A Fast Association Test for Identifying Pathogenic Variants Involved in Rare Diseases

18 Aug 2017

We present a rapid and powerful inference procedure for identifying loci associated with rare hereditary disorders using Bayesian model comparison. Under a baseline model, disease risk is fixed across all individuals in a study. Under an association model, disease risk depends on a latent bipartition of rare variants into pathogenic and non-pathogenic variants, the number of pathogenic alleles that each individual carries, and the mode of inheritance. A parameter indicating presence of an association and the parameters representing the pathogenicity of each variant and the mode of inheritance can be inferred in a Bayesian framework. Variant-specific prior information derived from allele frequency databases, consequence prediction algorithms, or genomic datasets can be integrated into the inference. Association models can be fitted to different subsets of variants in a locus and compared using a model selection procedure.
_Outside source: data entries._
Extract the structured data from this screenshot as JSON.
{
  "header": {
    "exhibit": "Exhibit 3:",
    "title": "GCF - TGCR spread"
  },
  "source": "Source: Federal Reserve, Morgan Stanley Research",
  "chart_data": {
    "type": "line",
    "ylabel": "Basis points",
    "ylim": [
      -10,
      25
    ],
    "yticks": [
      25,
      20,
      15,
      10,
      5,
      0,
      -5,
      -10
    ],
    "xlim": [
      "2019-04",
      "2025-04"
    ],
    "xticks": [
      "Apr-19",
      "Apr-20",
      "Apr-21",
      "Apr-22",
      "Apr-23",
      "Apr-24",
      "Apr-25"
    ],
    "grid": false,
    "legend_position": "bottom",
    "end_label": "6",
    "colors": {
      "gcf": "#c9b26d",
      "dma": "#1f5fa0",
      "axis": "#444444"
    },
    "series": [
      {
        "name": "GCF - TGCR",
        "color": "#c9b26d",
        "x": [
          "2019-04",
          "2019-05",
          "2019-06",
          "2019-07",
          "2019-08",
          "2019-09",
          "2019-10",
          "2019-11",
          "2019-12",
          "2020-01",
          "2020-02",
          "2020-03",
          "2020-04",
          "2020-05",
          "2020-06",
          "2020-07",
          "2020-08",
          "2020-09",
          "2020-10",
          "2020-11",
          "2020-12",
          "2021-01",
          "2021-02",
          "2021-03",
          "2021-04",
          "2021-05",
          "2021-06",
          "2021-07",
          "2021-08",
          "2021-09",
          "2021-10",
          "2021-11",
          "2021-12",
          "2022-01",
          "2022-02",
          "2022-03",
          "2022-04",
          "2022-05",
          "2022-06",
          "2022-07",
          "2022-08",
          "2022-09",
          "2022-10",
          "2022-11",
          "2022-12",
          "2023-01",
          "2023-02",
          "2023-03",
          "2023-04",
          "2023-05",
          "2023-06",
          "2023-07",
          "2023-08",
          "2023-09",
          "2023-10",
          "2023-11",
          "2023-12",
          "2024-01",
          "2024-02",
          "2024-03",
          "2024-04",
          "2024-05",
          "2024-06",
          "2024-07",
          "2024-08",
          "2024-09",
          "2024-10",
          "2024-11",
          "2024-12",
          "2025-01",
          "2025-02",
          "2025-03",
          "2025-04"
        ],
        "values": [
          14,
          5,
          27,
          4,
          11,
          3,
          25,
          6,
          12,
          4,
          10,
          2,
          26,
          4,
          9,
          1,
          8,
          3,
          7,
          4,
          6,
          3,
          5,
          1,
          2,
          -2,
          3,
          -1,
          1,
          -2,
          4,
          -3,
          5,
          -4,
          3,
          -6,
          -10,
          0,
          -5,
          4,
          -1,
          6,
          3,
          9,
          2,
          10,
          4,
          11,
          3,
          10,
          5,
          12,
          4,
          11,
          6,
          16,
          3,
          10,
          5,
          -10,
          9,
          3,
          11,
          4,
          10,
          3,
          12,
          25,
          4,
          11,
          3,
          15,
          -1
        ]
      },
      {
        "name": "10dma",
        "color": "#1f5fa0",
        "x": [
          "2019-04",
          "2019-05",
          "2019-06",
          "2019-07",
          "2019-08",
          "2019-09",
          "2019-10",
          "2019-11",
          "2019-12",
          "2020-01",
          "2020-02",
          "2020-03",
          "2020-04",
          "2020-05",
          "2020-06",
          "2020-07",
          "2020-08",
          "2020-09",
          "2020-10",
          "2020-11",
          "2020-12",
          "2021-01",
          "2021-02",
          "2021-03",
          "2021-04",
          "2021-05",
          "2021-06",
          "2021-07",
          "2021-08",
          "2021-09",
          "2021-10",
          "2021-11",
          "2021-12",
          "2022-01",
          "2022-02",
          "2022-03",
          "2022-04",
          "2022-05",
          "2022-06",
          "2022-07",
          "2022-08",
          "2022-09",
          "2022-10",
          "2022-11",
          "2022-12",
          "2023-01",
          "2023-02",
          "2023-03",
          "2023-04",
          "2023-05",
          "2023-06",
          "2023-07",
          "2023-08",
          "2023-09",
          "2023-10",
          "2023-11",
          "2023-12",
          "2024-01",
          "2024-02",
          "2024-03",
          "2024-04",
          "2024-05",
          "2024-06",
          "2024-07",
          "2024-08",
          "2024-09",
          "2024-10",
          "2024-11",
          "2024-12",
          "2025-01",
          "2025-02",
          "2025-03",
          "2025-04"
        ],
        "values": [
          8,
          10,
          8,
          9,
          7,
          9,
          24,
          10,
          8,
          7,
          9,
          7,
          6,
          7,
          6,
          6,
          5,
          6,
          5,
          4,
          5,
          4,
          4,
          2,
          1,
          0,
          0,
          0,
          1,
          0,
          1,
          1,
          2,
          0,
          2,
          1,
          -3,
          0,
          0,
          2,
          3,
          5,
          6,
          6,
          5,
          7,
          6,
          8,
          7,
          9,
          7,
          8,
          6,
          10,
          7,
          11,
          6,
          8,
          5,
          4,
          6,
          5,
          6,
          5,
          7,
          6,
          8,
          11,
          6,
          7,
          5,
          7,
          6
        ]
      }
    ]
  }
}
This procedure can improve inference if only a particular class of variants confers disease risk and can suggest particular disease etiologies related to that class. We show that our method, called BeviMed, is more powerful and informative than existing rare variant association methods in the context of dominant and recessive disorders. The high computational efficiency of our algorithm makes it feasible to test for associations in the large non-coding fraction of the genome. We have applied BeviMed to whole-genome sequencing data from 6,586 individuals with diverse rare diseases. We show that it can identify multiple loci involved in rare diseases, while correctly inferring the modes of inheritance, the likely pathogenic variants, and the variant classes responsible.